The prototypical use case for noko is the following:

loss.backward()
noko.log_row("grad_step", locals(), level=noko.TRACE)
optimizer.step()

Which would produce a log file "grad_step.csv", with information on all local variables at every gradient step.

State of the Library

noko is quite useful already, but I'm continuing to refine the API, add new features as I find need of them, and fix bugs as I encounter them.

If you use the library at this time, you should expect API churn, so depend on a specific version.

The current recommended install method is:

pip install "git+https://github.com/krzentner/noko.git@v0.1.1#egg=noko[recommended]"

Key Idea

Most numerical logging libraries expect you to log one key at a time. noko instead expects you to log one "row" at a time, into a named "table". In the above example, the table is named "grad_step", and the row is all local variables.

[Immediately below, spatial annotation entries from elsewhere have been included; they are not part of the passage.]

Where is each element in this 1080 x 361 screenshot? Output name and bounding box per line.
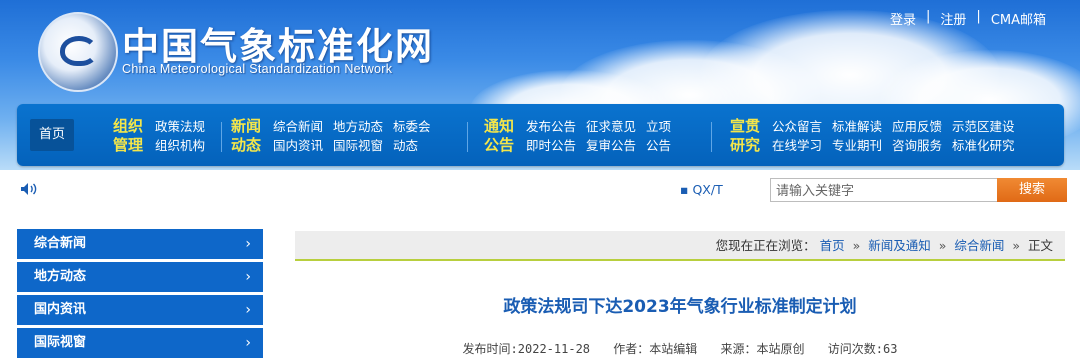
nav-link[interactable]: 发布公告	[526, 117, 576, 136]
nav-link[interactable]: 标委会	[393, 117, 431, 136]
nav-group-label[interactable]: 新闻 动态	[231, 117, 265, 155]
breadcrumb-news-notice[interactable]: 新闻及通知	[868, 238, 931, 253]
nav-group-org: 组织 管理 政策法规 组织机构	[113, 117, 233, 155]
nav-link[interactable]: 立项	[646, 117, 671, 136]
nav-group-label[interactable]: 组织 管理	[113, 117, 147, 155]
nav-link[interactable]: 征求意见	[586, 117, 636, 136]
nav-group-label-line: 通知	[484, 117, 515, 135]
breadcrumb-general-news[interactable]: 综合新闻	[954, 238, 1004, 253]
nav-link[interactable]: 复审公告	[586, 136, 636, 155]
nav-link[interactable]: 公告	[646, 136, 671, 155]
nav-link[interactable]: 标准化研究	[952, 136, 1015, 155]
cloud-swirl-icon	[60, 36, 98, 66]
login-link[interactable]: 登录	[890, 9, 916, 28]
nav-group-links: 综合新闻 地方动态 标委会 国内资讯 国际视窗 动态	[273, 117, 441, 155]
nav-group-news: 新闻 动态 综合新闻 地方动态 标委会 国内资讯 国际视窗 动态	[231, 117, 451, 155]
chevron-right-icon: ›	[245, 269, 251, 285]
nav-link[interactable]: 公众留言	[772, 117, 822, 136]
visit-count: 访问次数:63	[827, 342, 898, 356]
nav-link[interactable]: 国内资讯	[273, 136, 323, 155]
top-link-separator: |	[976, 9, 981, 24]
nav-group-links: 政策法规 组织机构	[155, 117, 215, 155]
nav-group-links: 公众留言 标准解读 应用反馈 示范区建设 在线学习 专业期刊 咨询服务 标准化研究	[772, 117, 1025, 155]
chevron-right-icon: ›	[245, 236, 251, 252]
nav-group-links: 发布公告 征求意见 立项 即时公告 复审公告 公告	[526, 117, 681, 155]
sidebar-item-label: 综合新闻	[34, 236, 87, 251]
nav-link[interactable]: 标准解读	[832, 117, 882, 136]
cma-mail-link[interactable]: CMA邮箱	[991, 9, 1046, 28]
chevron-right-icon: ›	[245, 302, 251, 318]
nav-link[interactable]: 示范区建设	[952, 117, 1015, 136]
sidebar: 综合新闻 › 地方动态 › 国内资讯 › 国际视窗 ›	[17, 229, 263, 361]
article-title: 政策法规司下达2023年气象行业标准制定计划	[503, 297, 857, 317]
nav-link[interactable]: 综合新闻	[273, 117, 323, 136]
article-author: 作者：本站编辑	[613, 342, 698, 356]
top-link-separator: |	[926, 9, 931, 24]
nav-link[interactable]: 应用反馈	[892, 117, 942, 136]
nav-group-label-line: 公告	[484, 136, 515, 154]
breadcrumb-separator: »	[1012, 238, 1020, 253]
sidebar-item-domestic-news[interactable]: 国内资讯 ›	[17, 295, 263, 325]
article-source: 来源：本站原创	[720, 342, 805, 356]
sidebar-item-international[interactable]: 国际视窗 ›	[17, 328, 263, 358]
breadcrumb-separator: »	[852, 238, 861, 253]
utility-bar: ▪ QX/T 搜索	[0, 170, 1080, 216]
nav-group-label-line: 研究	[730, 136, 761, 154]
nav-link[interactable]: 国际视窗	[333, 136, 383, 155]
nav-link[interactable]: 咨询服务	[892, 136, 942, 155]
article-meta: 发布时间:2022-11-28 作者：本站编辑 来源：本站原创 访问次数:63	[295, 340, 1065, 357]
nav-group-research: 宣贯 研究 公众留言 标准解读 应用反馈 示范区建设 在线学习 专业期刊 咨询服务 标准化研…	[730, 117, 1060, 155]
nav-group-label-line: 管理	[113, 136, 144, 154]
nav-link[interactable]: 动态	[393, 136, 418, 155]
qxt-link[interactable]: ▪ QX/T	[680, 182, 723, 197]
site-subtitle: China Meteorological Standardization Net…	[122, 62, 393, 76]
publish-time: 发布时间:2022-11-28	[462, 342, 591, 356]
nav-link-org[interactable]: 组织机构	[155, 136, 205, 155]
main-nav: 首页 组织 管理 政策法规 组织机构 新闻 动态 综合新闻 地方动态 标委会 国内资…	[17, 104, 1064, 166]
nav-divider	[221, 122, 222, 152]
nav-divider	[467, 122, 468, 152]
nav-link[interactable]: 在线学习	[772, 136, 822, 155]
site-logo-icon[interactable]	[38, 12, 118, 92]
breadcrumb-home[interactable]: 首页	[820, 238, 845, 253]
sidebar-item-label: 地方动态	[34, 269, 87, 284]
top-links: 登录 | 注册 | CMA邮箱	[890, 9, 1046, 28]
qxt-link-label: QX/T	[692, 182, 723, 197]
nav-group-label-line: 动态	[231, 136, 262, 154]
speaker-icon[interactable]	[20, 182, 38, 200]
nav-group-label[interactable]: 宣贯 研究	[730, 117, 764, 155]
nav-divider	[711, 122, 712, 152]
breadcrumb-prefix: 您现在正在浏览：	[715, 238, 816, 253]
search-button[interactable]: 搜索	[997, 178, 1067, 202]
chevron-right-icon: ›	[245, 335, 251, 351]
nav-link[interactable]: 专业期刊	[832, 136, 882, 155]
nav-group-label-line: 组织	[113, 117, 144, 135]
nav-link-policy[interactable]: 政策法规	[155, 117, 205, 136]
nav-group-label[interactable]: 通知 公告	[484, 117, 518, 155]
sidebar-item-label: 国内资讯	[34, 302, 87, 317]
sidebar-item-label: 国际视窗	[34, 335, 87, 350]
breadcrumb-current: 正文	[1027, 238, 1053, 253]
nav-link[interactable]: 即时公告	[526, 136, 576, 155]
breadcrumb-separator: »	[938, 238, 947, 253]
sidebar-item-local-news[interactable]: 地方动态 ›	[17, 262, 263, 292]
nav-group-notice: 通知 公告 发布公告 征求意见 立项 即时公告 复审公告 公告	[484, 117, 704, 155]
register-link[interactable]: 注册	[940, 9, 966, 28]
nav-link[interactable]: 地方动态	[333, 117, 383, 136]
sidebar-item-general-news[interactable]: 综合新闻 ›	[17, 229, 263, 259]
nav-group-label-line: 新闻	[231, 117, 262, 135]
nav-home-button[interactable]: 首页	[30, 119, 74, 151]
search-input[interactable]	[770, 178, 998, 202]
nav-group-label-line: 宣贯	[730, 117, 761, 135]
breadcrumb: 您现在正在浏览： 首页 » 新闻及通知 » 综合新闻 » 正文	[295, 231, 1065, 261]
site-header: 中国气象标准化网 China Meteorological Standardiz…	[0, 0, 1080, 170]
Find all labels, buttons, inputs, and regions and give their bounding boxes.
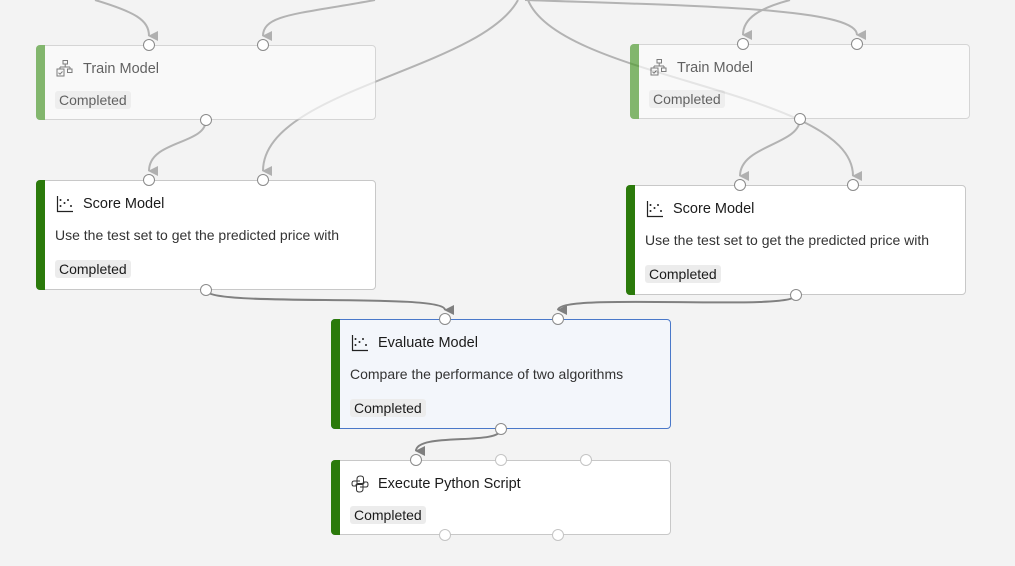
scatter-chart-icon: [645, 199, 665, 219]
input-port[interactable]: [580, 454, 592, 466]
input-port[interactable]: [495, 454, 507, 466]
status-bar: [626, 185, 635, 295]
status-badge: Completed: [350, 506, 426, 524]
input-port[interactable]: [847, 179, 859, 191]
status-badge: Completed: [649, 90, 725, 108]
input-port[interactable]: [257, 39, 269, 51]
scatter-chart-icon: [350, 333, 370, 353]
module-node-train-model-left[interactable]: Train Model Completed: [36, 45, 376, 120]
train-model-icon: [649, 58, 669, 78]
status-bar: [331, 319, 340, 429]
status-badge: Completed: [55, 260, 131, 278]
input-port[interactable]: [552, 313, 564, 325]
node-description: Use the test set to get the predicted pr…: [645, 232, 930, 248]
module-node-score-model-left[interactable]: Score Model Use the test set to get the …: [36, 180, 376, 290]
node-description: Use the test set to get the predicted pr…: [55, 227, 340, 243]
status-bar: [36, 45, 45, 120]
module-node-score-model-right[interactable]: Score Model Use the test set to get the …: [626, 185, 966, 295]
module-node-train-model-right[interactable]: Train Model Completed: [630, 44, 970, 119]
node-title: Execute Python Script: [378, 476, 521, 492]
input-port[interactable]: [737, 38, 749, 50]
output-port[interactable]: [200, 284, 212, 296]
input-port[interactable]: [257, 174, 269, 186]
status-bar: [331, 460, 340, 535]
edge: [94, 0, 159, 41]
edge: [524, 0, 867, 40]
input-port[interactable]: [734, 179, 746, 191]
edge: [742, 0, 791, 41]
output-port[interactable]: [200, 114, 212, 126]
input-port[interactable]: [851, 38, 863, 50]
scatter-chart-icon: [55, 194, 75, 214]
node-description: Compare the performance of two algorithm…: [350, 366, 624, 382]
node-title: Evaluate Model: [378, 335, 478, 351]
input-port[interactable]: [439, 313, 451, 325]
python-icon: [350, 474, 370, 494]
input-port[interactable]: [410, 454, 422, 466]
output-port[interactable]: [552, 529, 564, 541]
edge: [557, 294, 797, 316]
status-badge: Completed: [55, 91, 131, 109]
node-title: Score Model: [673, 201, 755, 217]
status-bar: [36, 180, 45, 290]
node-title: Train Model: [677, 60, 754, 76]
node-title: Score Model: [83, 196, 165, 212]
status-badge: Completed: [350, 399, 426, 417]
train-model-icon: [55, 59, 75, 79]
status-badge: Completed: [645, 265, 721, 283]
module-node-execute-python-script[interactable]: Execute Python Script Completed: [331, 460, 671, 535]
edge: [262, 0, 376, 42]
output-port[interactable]: [495, 423, 507, 435]
pipeline-canvas[interactable]: Train Model Completed Train Model Comple…: [0, 0, 1015, 566]
output-port[interactable]: [439, 529, 451, 541]
edge: [415, 428, 502, 457]
edge: [148, 119, 207, 177]
status-bar: [630, 44, 639, 119]
output-port[interactable]: [790, 289, 802, 301]
input-port[interactable]: [143, 174, 155, 186]
node-title: Train Model: [83, 61, 160, 77]
edge: [739, 118, 801, 182]
input-port[interactable]: [143, 39, 155, 51]
edge: [205, 289, 455, 315]
output-port[interactable]: [794, 113, 806, 125]
module-node-evaluate-model[interactable]: Evaluate Model Compare the performance o…: [331, 319, 671, 429]
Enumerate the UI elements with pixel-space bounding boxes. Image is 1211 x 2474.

noko will then go through all values in the row, and determine how to summarize them. For example, it will summarize a pytorch neural network using the min, max, mean, and std of each parameter, as well as those values for the gradient of each parameter (if available).

Once summarized, noko outputs that row to all noko backends that have a log level at least as sensitive as the provided level.

Backends

Always available:

  • newline delimited json (.ndjson)
  • comma separated values (.csv)
  • pprint (usually only used for stdout)

Requires optional dependencies:

  • tensorboard (will use torch.utils.tensorboard or tensorboardX or tf.summary)
  • parquet (requires pyarrow)

Row Summarization

noko runs a preprocessing step on each provided row before logging it. This pre-process is typically lossy, and summarizes large input arrays into a few scalars. This is necessary to be able to log all local variables, and is an unavoidable trade-off of noko's design. If you want to be able to exactly recover a value passed to noko, format it to a str or bytes first, and use the csv, ndjson, or parquet backends.

For built-in datatypes (dictionaries, lists, tuples), preprocessing runs recursively. For commonly used numerical libraries (numpy, pytorch), there are adapter modules to summarize common datatypes.

If you want your type to be flattened, you can define a custom summarizer. The standard way to do this is to use declare_summarizer, which can be used without modifying the source for the particular type being summarized.

Example of summarizing a custom type "MyPoint":

from noko import declare_summarizer, summarize, ScalarTypes

@declare_summarizer(MyPoint):
def summarize_mypoint(point, prefix: str, dst: dict[str, ScalarTypes]):
    # Include x and y fields directly
    dst[f"{prefix}.x"] = point.x
    dst[f"{prefix}.y"] = point.y
    # Recursively summarize metadata
    summarize(point.metadata, f"{prefix}.metadata", dst)

Sometimes you may have local variables that don't make sense to log in noko (e.g. long lists). In that case the recommended pattern is:

row = locals()
del row["my_long_list"]
noko.log_row("my_locals", row)

Extra Utilities

noko has some other useful tricks for reproducibility which can be accessed via calling noko.init_extra().

These include:

  • wandb sync and config logging (if wandb is installed).
  • automatically setting the global seed values for most libraries if present in the config
  • automatically creating a git commit of the current code on a separate branch noko-checkpoints, and adding diffs using that checkpoint to the log directory (requires GitPython to be installed).